Producing the entire sequence would be impossible, but this problem just asks for the sum of all the elements. A careful examination reveals that the same numbers keep appearing in the sequence, so it is possible to reduce the number of calculations greatly by saving prior results in a cache and just reusing those results when the numbers come up again. This can be done in a function call that might have an expensive or recursive calculation behind it, but should always yield the same result with the same inputs. Adding such a cache is called memoization. I have used memoization before in procedural languages. Usually I create a dictionary or map of parameters or states to results. I just need to keep a pointer to that structure in each call of the function I am memoizing, and over time it will speed up the function by immediately returning results for values that have been seen before. An example I wrote in go can be seen in my solution to Advent of Code 2023 day 12.

The difficulty I encountered using Gleam is that all the data structures are immutable. I can use recursion to build a data structure, but it is tricky to traverse a tree of possibilities and continuously pass a modified cache back up through the call stack. Gleam is built to run on the Erlang virtual machine, and has libraries which take advantage of the Erlang Open Telecom Platform (OTP) which allows the spawning of processes that can send and receive messages. I can save the state of a cache in a process and send and receive updates from that cache using OTP messages. One simple way to take advantage of this is using a Gleam actor.

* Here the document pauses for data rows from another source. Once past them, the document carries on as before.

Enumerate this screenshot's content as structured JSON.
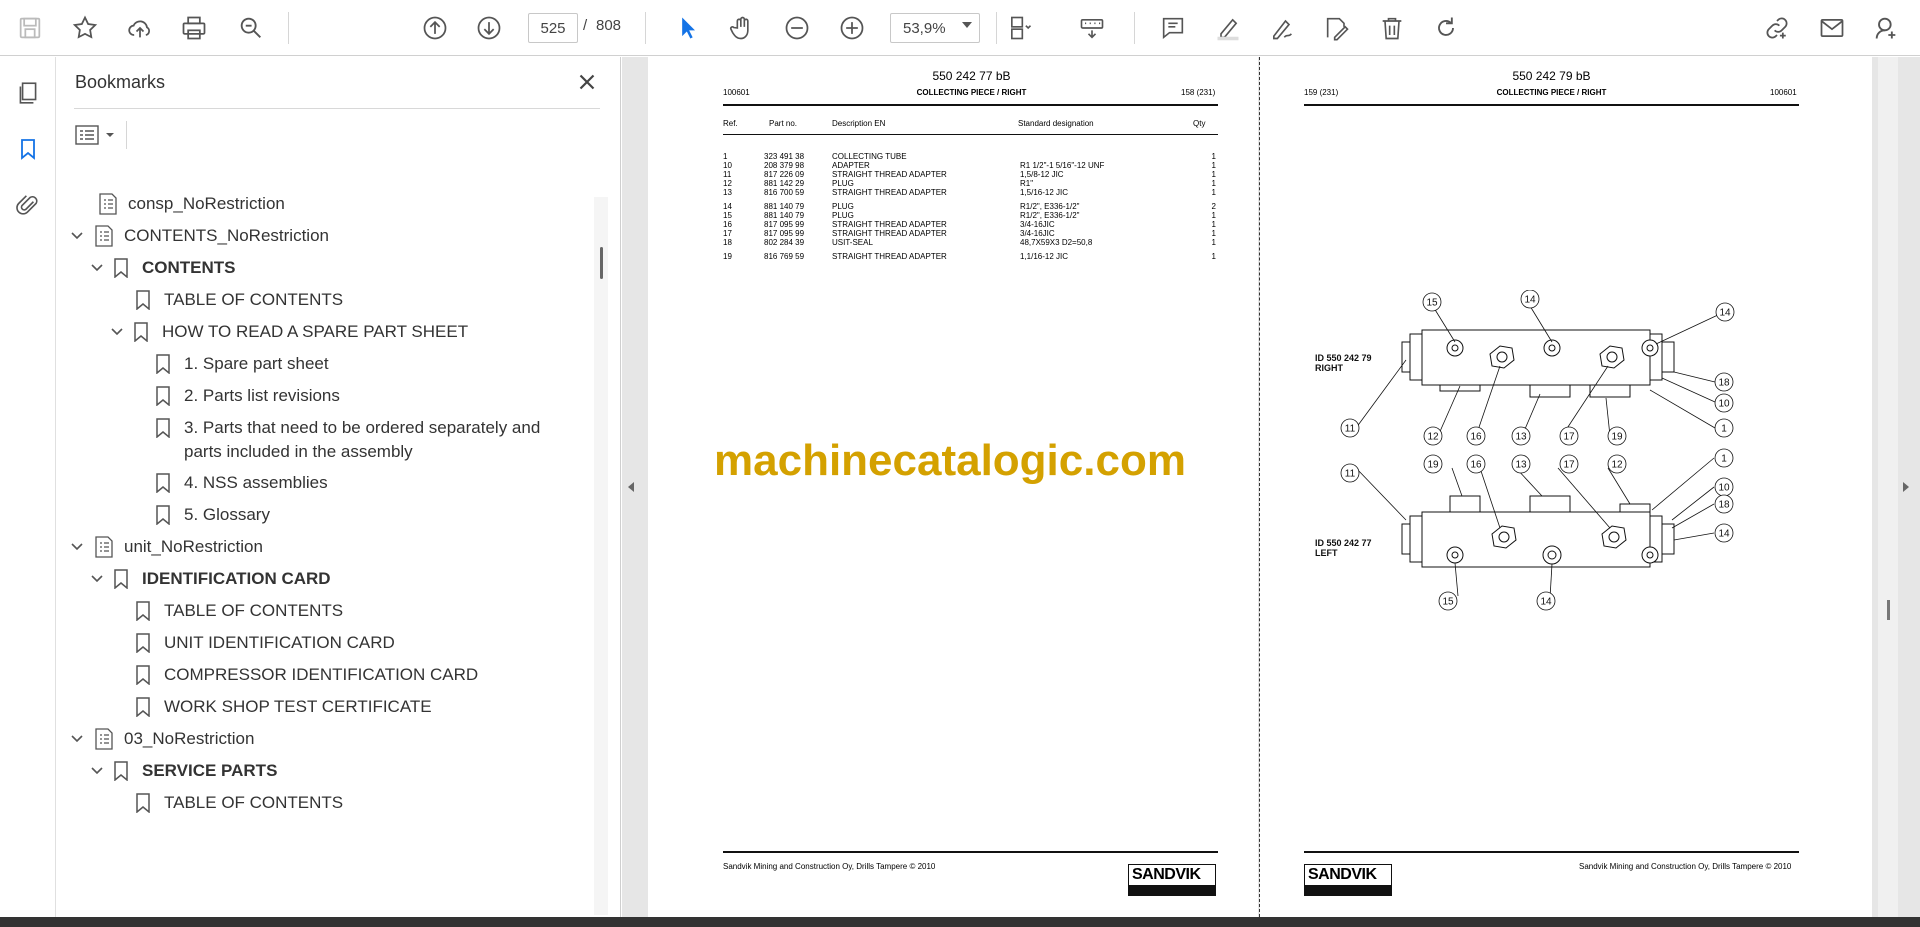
{
  "toolbar": {
    "page_current": "525",
    "page_separator": "/",
    "page_total": "808",
    "zoom": "53,9%"
  },
  "bookmarks_panel": {
    "title": "Bookmarks",
    "items": [
      {
        "label": "consp_NoRestriction"
      },
      {
        "label": "CONTENTS_NoRestriction"
      },
      {
        "label": "CONTENTS"
      },
      {
        "label": "TABLE OF CONTENTS"
      },
      {
        "label": "HOW TO READ A SPARE PART SHEET"
      },
      {
        "label": "1. Spare part sheet"
      },
      {
        "label": "2. Parts list revisions"
      },
      {
        "label": "3. Parts that need to be ordered separately and"
      },
      {
        "label": "parts included in the assembly"
      },
      {
        "label": "4. NSS assemblies"
      },
      {
        "label": "5. Glossary"
      },
      {
        "label": "unit_NoRestriction"
      },
      {
        "label": "IDENTIFICATION CARD"
      },
      {
        "label": "TABLE OF CONTENTS"
      },
      {
        "label": "UNIT IDENTIFICATION CARD"
      },
      {
        "label": "COMPRESSOR IDENTIFICATION CARD"
      },
      {
        "label": "WORK SHOP TEST CERTIFICATE"
      },
      {
        "label": "03_NoRestriction"
      },
      {
        "label": "SERVICE PARTS"
      },
      {
        "label": "TABLE OF CONTENTS"
      }
    ]
  },
  "left_page": {
    "title": "550 242 77 bB",
    "code": "100601",
    "subtitle": "COLLECTING PIECE / RIGHT",
    "page_ref": "158 (231)",
    "columns": [
      "Ref.",
      "Part no.",
      "Description EN",
      "Standard designation",
      "Qty"
    ],
    "rows": [
      [
        "1",
        "323 491 38",
        "COLLECTING TUBE",
        "",
        "1"
      ],
      [
        "10",
        "208 379 98",
        "ADAPTER",
        "R1 1/2\"-1 5/16\"-12 UNF",
        "1"
      ],
      [
        "11",
        "817 226 09",
        "STRAIGHT THREAD ADAPTER",
        "1,5/8-12 JIC",
        "1"
      ],
      [
        "12",
        "881 142 29",
        "PLUG",
        "R1\"",
        "1"
      ],
      [
        "13",
        "816 700 59",
        "STRAIGHT THREAD ADAPTER",
        "1,5/16-12 JIC",
        "1"
      ],
      [
        "14",
        "881 140 79",
        "PLUG",
        "R1/2\", E336-1/2\"",
        "2"
      ],
      [
        "15",
        "881 140 79",
        "PLUG",
        "R1/2\", E336-1/2\"",
        "1"
      ],
      [
        "16",
        "817 095 99",
        "STRAIGHT THREAD ADAPTER",
        "3/4-16JIC",
        "1"
      ],
      [
        "17",
        "817 095 99",
        "STRAIGHT THREAD ADAPTER",
        "3/4-16JIC",
        "1"
      ],
      [
        "18",
        "802 284 39",
        "USIT-SEAL",
        "48,7X59X3 D2=50,8",
        "1"
      ],
      [
        "19",
        "816 769 59",
        "STRAIGHT THREAD ADAPTER",
        "1,1/16-12 JIC",
        "1"
      ]
    ],
    "footer": "Sandvik Mining and Construction Oy, Drills Tampere © 2010",
    "logo": "SANDVIK"
  },
  "right_page": {
    "title": "550 242 79 bB",
    "page_ref": "159 (231)",
    "subtitle": "COLLECTING PIECE / RIGHT",
    "code": "100601",
    "label_right": "ID 550 242 79",
    "label_right2": "RIGHT",
    "label_left": "ID 550 242 77",
    "label_left2": "LEFT",
    "footer": "Sandvik Mining and Construction Oy, Drills Tampere © 2010",
    "logo": "SANDVIK"
  },
  "watermark": "machinecatalogic.com"
}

An actor is defined by a single function which is called when a message is received. The actor can respond to the message (if the sender provides a return mailbox) and can update its state in response to the message. This means I can use an actor as the agent of memoization in my program. I ended up separating this functionality into a small library within my Advent of Code project. The meat of the actor is its handler function which is called whenever it receives a message. It’s state is managed by a dict.Dict type. The stone_count_memoized makes use of this cache. My initial stab at this looked much less organized, but when I was discussing the problem on the Gleam discord I found out that someone had already written a library which does memoization called rememo. This library had such an elegant API that I decided to copy it. Unlike my library, this one actually makes use of Erlang’s ETS tables when targeting the BEAM, or mutable javascript references when targeting javascript. Although I like using an actor for this, the rememo library is definitely the right way to do it.